A former Chicago-based partner at a global consulting firm was sentenced Wednesday to two years in federal prison after he and a client schemed to bilk their companies out of hundreds of thousands of dollars in consulting work they never performed.
Navdeep Arora, a former partner in McKinsey & Company’s Chicago office, plotted with Matthew Sorensen, a former internal consultant for State Farm, to defraud both companies out of consulting fees, according to the U.S. Attorney’s Office for the Northern District of Illinois.
As part of the scheme, which started in 2007, Arora fraudulently took money from McKinsey, State Farm and other clients in the form of work-related travel reimbursements for expenses that were actually run up during personal trips, prosecutors said. Among the trips, Arora and Sorensen traveled to Napa, California and New York City and expensed their flights, hotels, meals, car services and other items to State Farm as business expenses.
Arora and Sorensen had a longstanding business relationship based on Arora’s work overseeing the consulting services his firm provided to State Farm, prosecutors said. In his role, Sorensen provided input and recommendations about whether State Farm should hire outside consultants for company projects and who to retain.

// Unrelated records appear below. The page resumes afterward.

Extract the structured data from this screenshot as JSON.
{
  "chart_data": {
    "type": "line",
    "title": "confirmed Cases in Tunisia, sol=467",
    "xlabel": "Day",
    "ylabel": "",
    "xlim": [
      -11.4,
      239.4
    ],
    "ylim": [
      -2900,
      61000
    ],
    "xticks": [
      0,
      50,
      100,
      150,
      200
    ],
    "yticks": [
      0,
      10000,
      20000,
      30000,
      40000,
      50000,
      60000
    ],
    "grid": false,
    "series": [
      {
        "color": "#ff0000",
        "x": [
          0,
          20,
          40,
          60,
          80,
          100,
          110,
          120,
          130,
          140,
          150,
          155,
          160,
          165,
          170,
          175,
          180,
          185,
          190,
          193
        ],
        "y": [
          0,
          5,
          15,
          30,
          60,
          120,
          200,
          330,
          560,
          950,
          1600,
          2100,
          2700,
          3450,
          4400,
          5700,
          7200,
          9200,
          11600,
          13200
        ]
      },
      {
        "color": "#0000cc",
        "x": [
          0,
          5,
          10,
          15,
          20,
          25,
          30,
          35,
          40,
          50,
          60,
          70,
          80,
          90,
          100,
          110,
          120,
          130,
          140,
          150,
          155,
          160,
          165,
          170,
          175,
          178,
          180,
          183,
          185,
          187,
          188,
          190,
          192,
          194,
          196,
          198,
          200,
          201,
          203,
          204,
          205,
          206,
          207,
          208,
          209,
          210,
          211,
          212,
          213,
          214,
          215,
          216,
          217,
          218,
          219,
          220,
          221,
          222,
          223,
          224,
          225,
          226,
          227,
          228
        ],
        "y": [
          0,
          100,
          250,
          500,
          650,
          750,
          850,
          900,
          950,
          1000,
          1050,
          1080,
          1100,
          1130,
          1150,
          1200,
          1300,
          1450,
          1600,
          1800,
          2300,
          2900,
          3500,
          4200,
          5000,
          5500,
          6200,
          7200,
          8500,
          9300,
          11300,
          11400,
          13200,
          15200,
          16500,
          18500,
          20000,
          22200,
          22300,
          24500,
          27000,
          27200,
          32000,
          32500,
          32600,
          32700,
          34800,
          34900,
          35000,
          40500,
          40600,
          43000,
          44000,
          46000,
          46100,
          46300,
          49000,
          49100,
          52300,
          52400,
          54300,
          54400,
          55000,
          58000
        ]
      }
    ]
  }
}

The men used two separate corporate entities to defraud their employers out of the bogus fees, prosecutors said. Sorensen billed McKinsey for the purported work, while Arora allocated the fees to the State Farm projects he was assigned. As a result, McKinsey and State Farm paid $38,265 for consulting services purportedly performed by one of the corporations, and $452,710 in fees billed by the other.
Sorensen, the former chairman of the McLean County Board, pocketed a large portion of the money, while Arora received a substantial salary and benefits from McKinsey for maintaining the company’s business relationship with State Farm, prosecutors said.
Arora, 53 of London, was arrested in 2016 at JFK International Airport in New York after arriving on an overseas flight, prosecutors said. He later pleaded guilty to a single count of wire fraud before being sentenced Wednesday to two years in prison.
Sorensen, of Bloomington, also pleaded guilty to wire fraud, prosecutors said. He was sentenced to over a year in prison in September 2017.